Figure 2

TGFβ mediates its effects through LIF regulation. A, WM278 cells were treated or not with TGFβfor 24 h and LIF expression was analyzed by qPCR. Error bars are standard deviations and z-test was performed (***p < 0.001). B, WM278 and WM793B cells were treated or not with TGFβ for 24 h and LIF expression was analyzed by Western blot (left panel) after concentration of conditioned media. β-tubulin was used as control. Right panel: Densitometric analysis of LIF protein levels. Error bars are standard errors of mean and t-test was performed compared to non-treated control (***p < 0.001). C, WM278 cells transfected with scrambled or LIF siRNA 48 h earlier were treated or not with TGFβ for 24 h and apoptosis was determined by caspase3/7 activity.
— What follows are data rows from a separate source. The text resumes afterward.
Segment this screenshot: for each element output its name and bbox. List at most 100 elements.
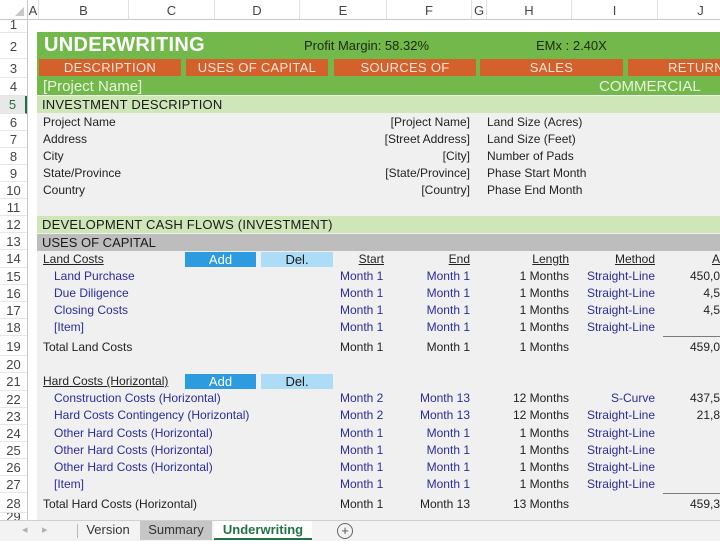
cost-item-start[interactable]: Month 1 (340, 426, 383, 440)
row-header[interactable]: 24 (0, 425, 27, 442)
cost-item-method[interactable]: Straight-Line (560, 286, 655, 300)
cost-item-end[interactable]: Month 1 (400, 269, 470, 283)
cost-item-end[interactable]: Month 13 (400, 391, 470, 405)
row-header[interactable]: 28 (0, 493, 27, 513)
cost-item-name[interactable]: Other Hard Costs (Horizontal) (54, 443, 213, 457)
cost-item-name[interactable]: [Item] (54, 320, 84, 334)
cost-item-name[interactable]: Construction Costs (Horizontal) (54, 391, 221, 405)
nav-tab-sources-of[interactable]: SOURCES OF (334, 59, 476, 76)
nav-tab-sales[interactable]: SALES (480, 59, 623, 76)
cost-item-start[interactable]: Month 2 (340, 391, 383, 405)
column-header-h[interactable]: H (487, 0, 572, 19)
sheet-tab-summary[interactable]: Summary (140, 521, 212, 540)
cost-item-method[interactable]: Straight-Line (560, 408, 655, 422)
row-header[interactable]: 25 (0, 442, 27, 459)
column-header-g[interactable]: G (472, 0, 487, 19)
cost-item-amount[interactable]: 4,5 (650, 286, 720, 300)
field-value-city[interactable]: [City] (340, 149, 470, 163)
row-header[interactable]: 9 (0, 165, 27, 182)
row-header[interactable]: 26 (0, 459, 27, 476)
cost-item-end[interactable]: Month 1 (400, 443, 470, 457)
cost-item-end[interactable]: Month 1 (400, 477, 470, 491)
row-header[interactable]: 4 (0, 78, 27, 96)
row-header[interactable]: 22 (0, 391, 27, 408)
cost-item-start[interactable]: Month 1 (340, 269, 383, 283)
row-header[interactable]: 23 (0, 408, 27, 425)
sheet-tab-underwriting[interactable]: Underwriting (214, 521, 312, 540)
column-header-e[interactable]: E (300, 0, 387, 19)
cost-item-name[interactable]: Other Hard Costs (Horizontal) (54, 460, 213, 474)
column-header-f[interactable]: F (387, 0, 472, 19)
cost-item-method[interactable]: Straight-Line (560, 460, 655, 474)
row-header[interactable]: 7 (0, 131, 27, 148)
cost-item-start[interactable]: Month 2 (340, 408, 383, 422)
column-header-j[interactable]: J (658, 0, 720, 19)
row-header[interactable]: 8 (0, 148, 27, 165)
add-hard-cost-button[interactable]: Add (185, 374, 256, 389)
field-value-country[interactable]: [Country] (340, 183, 470, 197)
nav-tab-uses-of-capital[interactable]: USES OF CAPITAL (186, 59, 328, 76)
row-header[interactable]: 27 (0, 476, 27, 493)
cost-item-amount[interactable]: 21,8 (650, 408, 720, 422)
nav-tab-description[interactable]: DESCRIPTION (39, 59, 181, 76)
row-header[interactable]: 10 (0, 182, 27, 199)
cost-item-name[interactable]: Other Hard Costs (Horizontal) (54, 426, 213, 440)
add-land-cost-button[interactable]: Add (185, 252, 256, 267)
add-sheet-icon[interactable]: + (337, 523, 353, 539)
delete-hard-cost-button[interactable]: Del. (261, 374, 333, 389)
sheet-tab-version[interactable]: Version (78, 521, 138, 540)
row-header[interactable]: 12 (0, 216, 27, 233)
row-header[interactable]: 17 (0, 302, 27, 319)
cost-item-method[interactable]: Straight-Line (560, 426, 655, 440)
cost-item-end[interactable]: Month 1 (400, 286, 470, 300)
row-header[interactable]: 14 (0, 250, 27, 268)
cost-item-end[interactable]: Month 1 (400, 320, 470, 334)
column-header-a[interactable]: A (28, 0, 39, 19)
row-header[interactable]: 20 (0, 356, 27, 373)
cost-item-method[interactable]: Straight-Line (560, 443, 655, 457)
row-header[interactable]: 6 (0, 114, 27, 131)
field-value-address[interactable]: [Street Address] (340, 132, 470, 146)
cost-item-name[interactable]: Hard Costs Contingency (Horizontal) (54, 408, 249, 422)
column-header-d[interactable]: D (215, 0, 300, 19)
row-header[interactable]: 19 (0, 336, 27, 356)
cost-item-method[interactable]: S-Curve (560, 391, 655, 405)
delete-land-cost-button[interactable]: Del. (261, 252, 333, 267)
cost-item-amount[interactable]: 4,5 (650, 303, 720, 317)
cost-item-end[interactable]: Month 1 (400, 303, 470, 317)
column-header-i[interactable]: I (572, 0, 658, 19)
cost-item-name[interactable]: Land Purchase (54, 269, 135, 283)
cost-item-name[interactable]: [Item] (54, 477, 84, 491)
column-header-c[interactable]: C (129, 0, 215, 19)
row-header[interactable]: 16 (0, 285, 27, 302)
cost-item-name[interactable]: Due Diligence (54, 286, 129, 300)
cost-item-end[interactable]: Month 13 (400, 408, 470, 422)
row-header[interactable]: 1 (0, 18, 27, 33)
row-header[interactable]: 18 (0, 319, 27, 336)
cost-item-start[interactable]: Month 1 (340, 303, 383, 317)
row-header[interactable]: 15 (0, 268, 27, 285)
cost-item-amount[interactable]: 437,5 (650, 391, 720, 405)
row-header[interactable]: 21 (0, 373, 27, 391)
nav-tab-return[interactable]: RETURN (628, 59, 720, 76)
cost-item-end[interactable]: Month 1 (400, 460, 470, 474)
row-header[interactable]: 13 (0, 233, 27, 250)
cost-item-end[interactable]: Month 1 (400, 426, 470, 440)
field-value-project-name[interactable]: [Project Name] (340, 115, 470, 129)
cost-item-start[interactable]: Month 1 (340, 460, 383, 474)
row-header[interactable]: 11 (0, 199, 27, 216)
prev-sheet-icon[interactable]: ◂ (22, 523, 28, 536)
cost-item-start[interactable]: Month 1 (340, 477, 383, 491)
column-header-b[interactable]: B (39, 0, 129, 19)
cost-item-start[interactable]: Month 1 (340, 320, 383, 334)
next-sheet-icon[interactable]: ▸ (42, 523, 48, 536)
cost-item-name[interactable]: Closing Costs (54, 303, 128, 317)
row-header[interactable]: 3 (0, 59, 27, 78)
cost-item-method[interactable]: Straight-Line (560, 269, 655, 283)
cost-item-start[interactable]: Month 1 (340, 443, 383, 457)
cost-item-method[interactable]: Straight-Line (560, 477, 655, 491)
row-header-active[interactable]: 5 (0, 96, 27, 114)
cost-item-start[interactable]: Month 1 (340, 286, 383, 300)
cost-item-method[interactable]: Straight-Line (560, 320, 655, 334)
field-value-state[interactable]: [State/Province] (340, 166, 470, 180)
Error bars are standard errors of mean and z-test was performed compared to non-treated control (**p < 0.01, ***p<0.001). D, WM278 cells transfected with scrambled or LIF siRNA 48 h earlier were treated or not with TGFβ for 24 h and apoptosis was determined by caspase3/7 activity. Data is graphed as the geometric mean of relative luciferase units normalized to non-treated control for at least 3 independent experiments. Error bars are the standard errors of mean and z-test was performed compared to non-treated control (**p < 0.01). E, WM278 cells transfected with scrambled or LIF siRNA 48 h earlier were treated or not with TGFβ for 24 h. LIF expression was analyzed by qPCR. Data is graphed as the mean of fold induction of gene expression in response to TGFβ for at least 3 independent experiments. Error bars are the standard errors of mean and t-test was performed compared to mock and scrambled siRNA treated conditions (**p < 0.01).